O yıllarda Trabzon’da yol namına fazla bir şey olmadığından Zağnos köprüsünün genişletilmesi sırasında Trabzon halkı bayağı sıkıntı çekmiştir. Zira köprü; inşaat esnasında kapalı olunca millet köprünün yanında yamaçtan aşağı yürümüş, paçaları sıvayarak dereden karşıya geçmiş, sonra yamaç yukarıtırmanmak zorunda kalmıştır.  Kadını var, yaşlısı var, çocuğu var, yük taşıyanı var 1939 senesinde Trabzonlunun çektiği çileyi okuyunca bugünkü halimize şükretmekten geri duramıyoruz.

TRABZONLUNUN ASKER SEVGİSİ 

Doksanı devirmiş ilerleyen yaşına rağmen rahmetli dedem 30 Ağustos Zafer bayramı gibi milli günlerini iple çeker, mutlaka şehirdeki kutlamalara, özellikle de geçit törenlerine katılırdı. Ancak gençleri bir türlü anlayamadığından şikâyet ederdi. Neden askerler geçit töreni yaparken alkış yapmıyorlar, “Yaşa Varol” diye niye bağırmıyorlar diye sitem ederdi. 


 (Kabak Meydanında askeri birliklerimiz)

Savaş ve işgal görmemiş olan yeni neslin heyecansızlığını yadırgamamak lazım. Ama eskiler öyle değil; Trabzon’un işgalini görmemiş olanlar bile hiç değilse o günleri yaşayan, muhacir olup zelil sefil kalan büyüklerinden bir şeyler mutlaka dinlemişlerdir. O yüzden ordunun değerini kimse onlar kadar bilemez.
Sene 1938; Trabzon alayı Doğu bölgesinde meydana gelen Dersim isyanını bastırmış, Trabzon’a dönüyor. Bakın o günü Trabzon’un derin gazetecisi Bekir Sükûti Kulaksızoğlu nasıl anlatıyor:


 (Bir zamanlar Trabzon’un güçlü kalemlerinden Gazeteci Bekir Sükuti Kulaksızoğlu)

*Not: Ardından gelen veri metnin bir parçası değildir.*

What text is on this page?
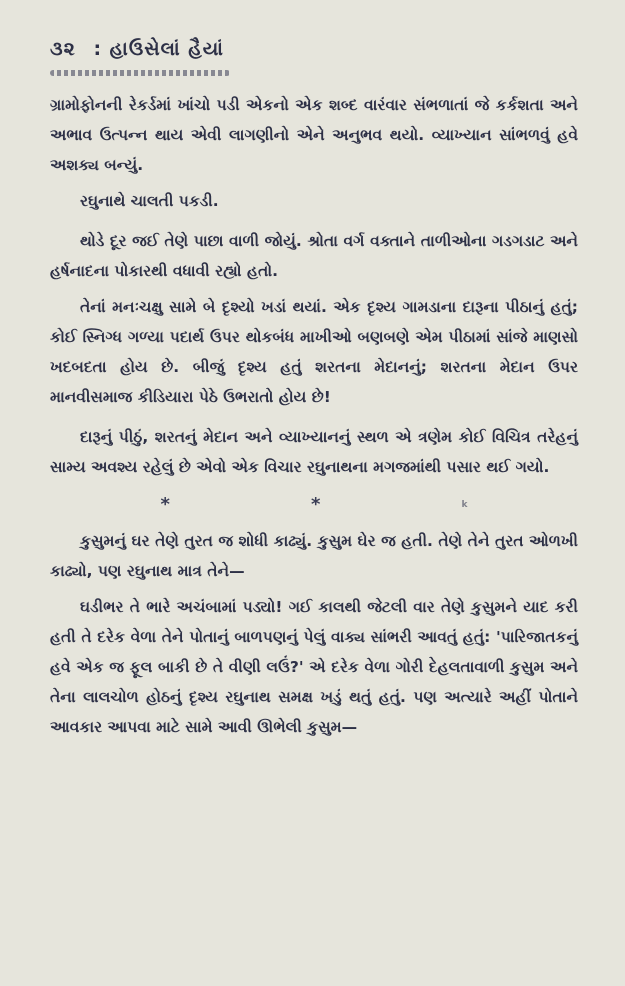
૩૨ : હાઉસેલાં હૈયાં

ગ્રામોફોનની રેકર્ડમાં ખાંચો પડી એકનો એક શબ્દ વારંવાર સંભળાતાં જે કર્કશતા અને અભાવ ઉત્પન્ન થાય એવી લાગણીનો એને અનુભવ થયો. વ્યાખ્યાન સાંભળવું હવે અશક્ય બન્યું.

રઘુનાથે ચાલતી પકડી.

થોડે દૂર જઈ તેણે પાછા વાળી જોયું. શ્રોતા વર્ગ વક્તાને તાળીઓના ગડગડાટ અને હર્ષનાદના પોકારથી વધાવી રહ્યો હતો.

તેનાં મનઃચક્ષુ સામે બે દૃશ્યો ખડાં થયાં. એક દૃશ્ય ગામડાના દારૂના પીઠાનું હતું; કોઈ સ્નિગ્ધ ગળ્યા પદાર્થ ઉપર થોકબંધ માખીઓ બણબણે એમ પીઠામાં સાંજે માણસો ખદબદતા હોય છે. બીજું દૃશ્ય હતું શરતના મેદાનનું; શરતના મેદાન ઉપર માનવીસમાજ કીડિયારા પેઠે ઉભરાતો હોય છે!

દારૂનું પીઠું, શરતનું મેદાન અને વ્યાખ્યાનનું સ્થળ એ ત્રણેમ કોઈ વિચિત્ર તરેહનું સામ્ય અવશ્ય રહેલું છે એવો એક વિચાર રઘુનાથના મગજમાંથી પસાર થઈ ગયો.

*	*	k

કુસુમનું ઘર તેણે તુરત જ શોધી કાઢ્યું. કુસુમ ઘેર જ હતી. તેણે તેને તુરત ઓળખી કાઢ્યો, પણ રઘુનાથ માત્ર તેને—

ઘડીભર તે ભારે અચંબામાં પડ્યો! ગઈ કાલથી જેટલી વાર તેણે કુસુમને યાદ કરી હતી તે દરેક વેળા તેને પોતાનું બાળપણનું પેલું વાક્ય સાંભરી આવતું હતું: 'પારિજાતકનું હવે એક જ ફૂલ બાકી છે તે વીણી લઉં?' એ દરેક વેળા ગોરી દેહલતાવાળી કુસુમ અને તેના લાલચોળ હોઠનું દૃશ્ય રઘુનાથ સમક્ષ ખડું થતું હતું. પણ અત્યારે અહીં પોતાને આવકાર આપવા માટે સામે આવી ઊભેલી કુસુમ—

“Cumartesi günü Trabzon halkı nadir görülen heyecanlı günlerinden birini daha yaşadı. Doğu manevrasından dönen alayımız o gün saat 14.00’te Değirmendere’ye ulaşmış bulunacaktı. Bu haber cuma günü şehrin her tarafına yayılmıştı. Sabah olur olmaz her tarafta bir fevkaladelik göze çarpmaya başladı. Şehir baştanbaşa donanmış, caddelerden insan selleri akamaya başlamıştı. Vakit daha çok erkendi. Alayın gelmesine daha üç dört saat vardı. Herkes bunu biliyor fakat insan seli durmadan akıp gidiyordu.

Evler boşanmış, kadın erkek yediden yetmişe herkes sokaklara dökülmüştü. Caddeler insan kalabalığı ile dolmuş taşmıştı. Batıdan doğuya doğru akıp giden bu sel böyle saatlerce devam etti. Değirmendere rıhtım boyundan Sülüklü boğazına ve Hacımehmed’e doğru bütün yollar ve sırtlar on binlerce insan tarafından dolmuş, tutulmuştu. Kahraman alayımız Sülüklü boğazından içeri giriyordu. Birden dağlar, taşlar kaynaştı ve sarsıldı. Yalnız kadınlar ve yaşlılar değil, bu ilahi manzara karşısında gözyaşlarını durduramayan gençler de sayısız denecek kadar çoktu.

Ordu milletin, millet ordunun kendisidir. Bu cuşuhuruşun (coşup taşmanın), bu akıp dalgalanmanın manası bu idi… Kadın erkek yediden yetmişe bütün Trabzon halkının caddeleri dolduran bir sel halinde şehir dışına akışı, orduya candan bağlılığın en güzel ve en canlı bir ifadesidir. Orduya muhabbet ezeli ve ebedi hasletimizdir. Doğarken asker doğar, yaşarken asker yaşarız hep…”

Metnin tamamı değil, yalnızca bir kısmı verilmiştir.